Münster (epd). Die russische Umweltorganisation Ecodefense fordert in einem offenen Brief an Bundesumweltministerin Svenja Schulze (SPD) einen Importstopp von Kohle aus Sibirien für das Kraftwerk Datteln IV sowie das Ende deutscher Uranmülltransporte in ihr Land. Durch den Kohle-Abbau im sibirischen Kuzbass und die Kooperation des Urananreicherers Urenco mit Energiekonzernen wie RWE, Uniper und EON komme es in beiden Ländern zu schweren Umwelt- und Klimaschäden, heißt es in dem am Dienstag in Münster veröffentlichten Appell. "Kohle und Atom müssen der Vergangenheit angehören, die Zeit ist reif für erneuerbare Technologien."
In der Corona-Krise versuchten viele "dreckige Industrien" die Situation zu ihrem Vorteil auszunutzen, kritisieren die Ecodefense-Aktivisten Alexandra Koroleva und Vladimir Slivyak in dem Brief. Der Urenco-Konzern in Gronau schicke Uranmüll nach Russland, wo die Atomindustrie unbegrenzte Freiheiten genieße. Aufgrund der aktuellen Beschränkungen durch die russische Regierung herrsche dort derzeit ein Demonstrationsverbot. So könne Urenco "ihren gefährlichen Atommüll extrem einfach loswerden". RWE und Eon sind je zu einem Drittel Anteilseigner an der Gronauer Urananreicherungsanlage, die Urenco betreibt.

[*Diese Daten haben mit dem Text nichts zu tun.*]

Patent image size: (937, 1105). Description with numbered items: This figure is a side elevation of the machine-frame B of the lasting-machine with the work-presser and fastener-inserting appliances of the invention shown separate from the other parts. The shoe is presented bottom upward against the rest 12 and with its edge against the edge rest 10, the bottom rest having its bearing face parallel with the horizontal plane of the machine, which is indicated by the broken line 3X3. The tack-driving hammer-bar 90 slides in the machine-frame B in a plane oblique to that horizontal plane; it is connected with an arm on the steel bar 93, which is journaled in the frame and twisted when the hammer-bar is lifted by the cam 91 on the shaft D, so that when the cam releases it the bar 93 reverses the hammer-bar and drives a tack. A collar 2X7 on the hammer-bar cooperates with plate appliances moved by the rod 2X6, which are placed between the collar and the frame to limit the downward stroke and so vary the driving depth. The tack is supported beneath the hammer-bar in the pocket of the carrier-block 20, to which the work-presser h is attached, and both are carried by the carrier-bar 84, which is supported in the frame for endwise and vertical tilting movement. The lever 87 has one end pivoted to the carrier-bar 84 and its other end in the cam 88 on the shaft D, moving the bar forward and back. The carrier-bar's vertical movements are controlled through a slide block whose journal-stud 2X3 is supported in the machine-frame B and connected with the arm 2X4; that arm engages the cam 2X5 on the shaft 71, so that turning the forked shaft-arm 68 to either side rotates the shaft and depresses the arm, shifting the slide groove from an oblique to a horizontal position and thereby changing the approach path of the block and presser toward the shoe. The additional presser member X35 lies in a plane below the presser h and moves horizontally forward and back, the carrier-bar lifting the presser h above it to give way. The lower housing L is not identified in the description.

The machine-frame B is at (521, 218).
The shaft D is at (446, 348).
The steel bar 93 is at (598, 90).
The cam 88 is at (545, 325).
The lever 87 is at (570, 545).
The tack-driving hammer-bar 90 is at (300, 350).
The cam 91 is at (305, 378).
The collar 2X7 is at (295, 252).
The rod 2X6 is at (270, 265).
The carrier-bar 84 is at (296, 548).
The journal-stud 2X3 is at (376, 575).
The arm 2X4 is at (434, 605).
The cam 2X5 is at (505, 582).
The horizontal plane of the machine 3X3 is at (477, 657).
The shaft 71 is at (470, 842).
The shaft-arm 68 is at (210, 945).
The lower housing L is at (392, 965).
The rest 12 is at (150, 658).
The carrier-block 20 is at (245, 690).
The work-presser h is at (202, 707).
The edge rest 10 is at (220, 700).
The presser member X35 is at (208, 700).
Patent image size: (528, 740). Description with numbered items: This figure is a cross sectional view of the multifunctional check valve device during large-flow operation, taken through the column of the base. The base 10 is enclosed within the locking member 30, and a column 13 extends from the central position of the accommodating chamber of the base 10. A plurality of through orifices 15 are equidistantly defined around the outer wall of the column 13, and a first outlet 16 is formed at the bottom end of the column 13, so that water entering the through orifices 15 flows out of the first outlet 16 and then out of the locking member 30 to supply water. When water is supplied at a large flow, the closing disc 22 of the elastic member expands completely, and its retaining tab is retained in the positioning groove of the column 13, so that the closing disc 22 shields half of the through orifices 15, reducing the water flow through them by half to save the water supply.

Unverantwortlich handelt nach Ansicht der Umweltschützer auch die Kohle-Industrie in ihrem Heimatland. Mehr als 40 Prozent der Importkohle für deutsche Kraftwerke komme derzeit aus Sibirien. Der Abbau zerstöre nicht nur das Klima, sondern auch die Häuser und Heimat der Menschen dort, beklagen Koroleva und Slivyak. "Die Luft im Kuzbass, der wichtigsten russischen Bergbau-Region, ist so vergiftet, dass die Menschen dort an Krebs erkranken. Das Wasser der Flüsse ist schwarz." Die Schäden würden größer mit der Realisierung jedes neuen Kohle-Kraftwerks wie Datteln IV, warnen sie.
Als Ministerin der Bundesregierung sei Schulze mitverantwortlich für die Genehmigung der Atommüll-Exporte von Gronau nach Russland sowie für die Inbetriebnahme des umstrittenen Steinkohlewerks. "Welche Beweggründe auch immer zu Ihren Entscheidungen geführt haben, wir fordern Sie eindringlich auf: Ergreifen Sie alle notwendigen Maßnahmen, um den Export des Uranmülls genauso zu stoppen wie den Weiterbetrieb von Datteln IV und den Import russischer Kohle", heißt es abschließend in dem Appell.